Foto: AP/Tara Todras-Whitehill

Arabelle Bernecker, Susanne Glass
Schwestern der Revolution
Aktivistinnen im Kampf gegen Diktatur und Unterdrückung
Mit Fotografien von Bernd Kolb
Herbig Verlag 2015

Foto: Herbig Verlag

Sind Frauen die besseren Revolutionäre? Diese provokante Frage stellen die beiden Autorinnen Arabelle Bernecker und Susanne Glass im Vorwort ihres Buchs "Schwestern der Revolution.
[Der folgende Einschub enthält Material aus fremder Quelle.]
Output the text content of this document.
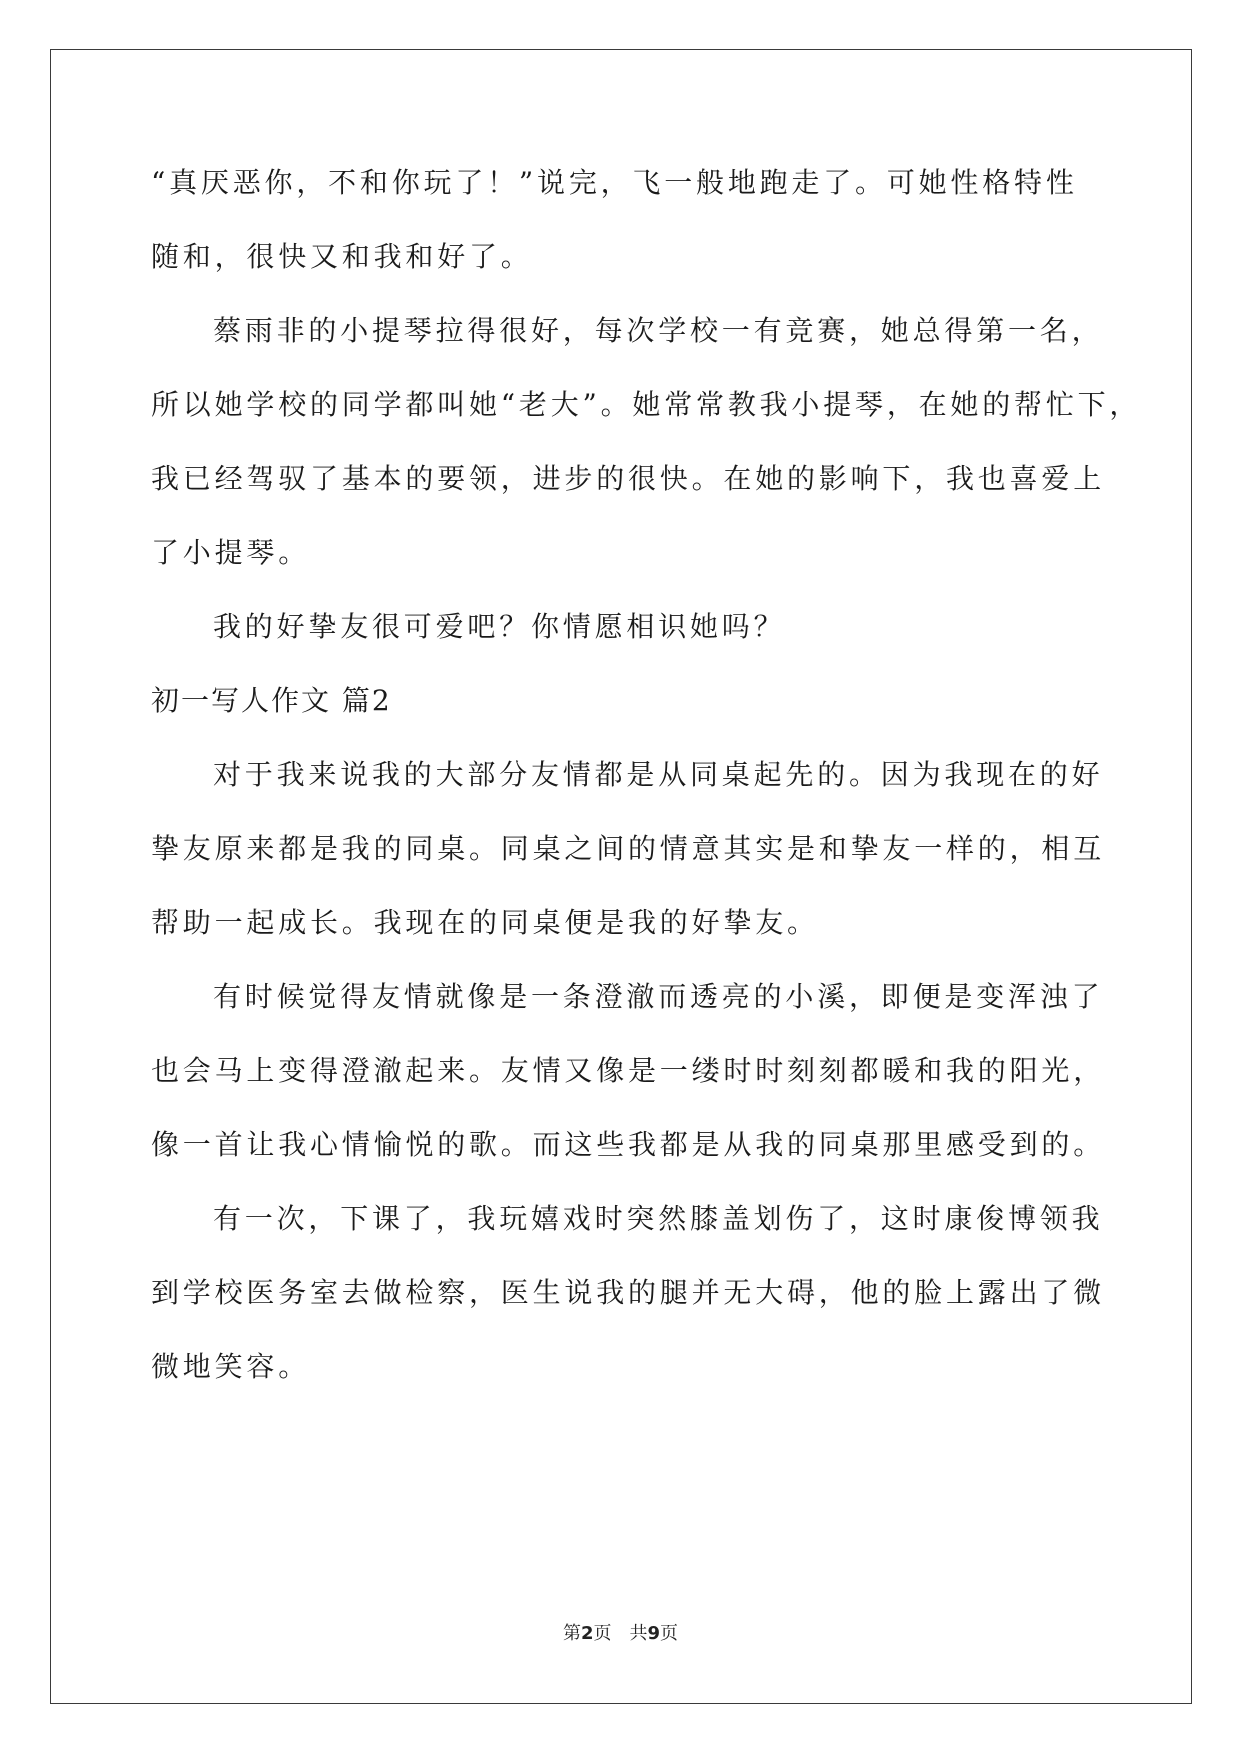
“真厌恶你，不和你玩了！”说完，飞一般地跑走了。可她性格特性
随和，很快又和我和好了。
蔡雨非的小提琴拉得很好，每次学校一有竞赛，她总得第一名，
所以她学校的同学都叫她“老大”。她常常教我小提琴，在她的帮忙下，
我已经驾驭了基本的要领，进步的很快。在她的影响下，我也喜爱上
了小提琴。
我的好挚友很可爱吧？你情愿相识她吗？
初一写人作文 篇2
对于我来说我的大部分友情都是从同桌起先的。因为我现在的好
挚友原来都是我的同桌。同桌之间的情意其实是和挚友一样的，相互
帮助一起成长。我现在的同桌便是我的好挚友。
有时候觉得友情就像是一条澄澈而透亮的小溪，即便是变浑浊了
也会马上变得澄澈起来。友情又像是一缕时时刻刻都暖和我的阳光，
像一首让我心情愉悦的歌。而这些我都是从我的同桌那里感受到的。
有一次，下课了，我玩嬉戏时突然膝盖划伤了，这时康俊博领我
到学校医务室去做检察，医生说我的腿并无大碍，他的脸上露出了微
微地笑容。
第2页 共9页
Aktivistinnen im Kampf gegen Diktatur und Unterdrückung". In der Porträtsammlung mit Fotografien von Bernd Kolb zeichnen sie das Bild von zwölf Frauen, die in unterschiedlichen Ländern für ihre politischen Überzeugungen kämpfen. Unter Einsatz ihres Lebens und mit friedlichen Mitteln.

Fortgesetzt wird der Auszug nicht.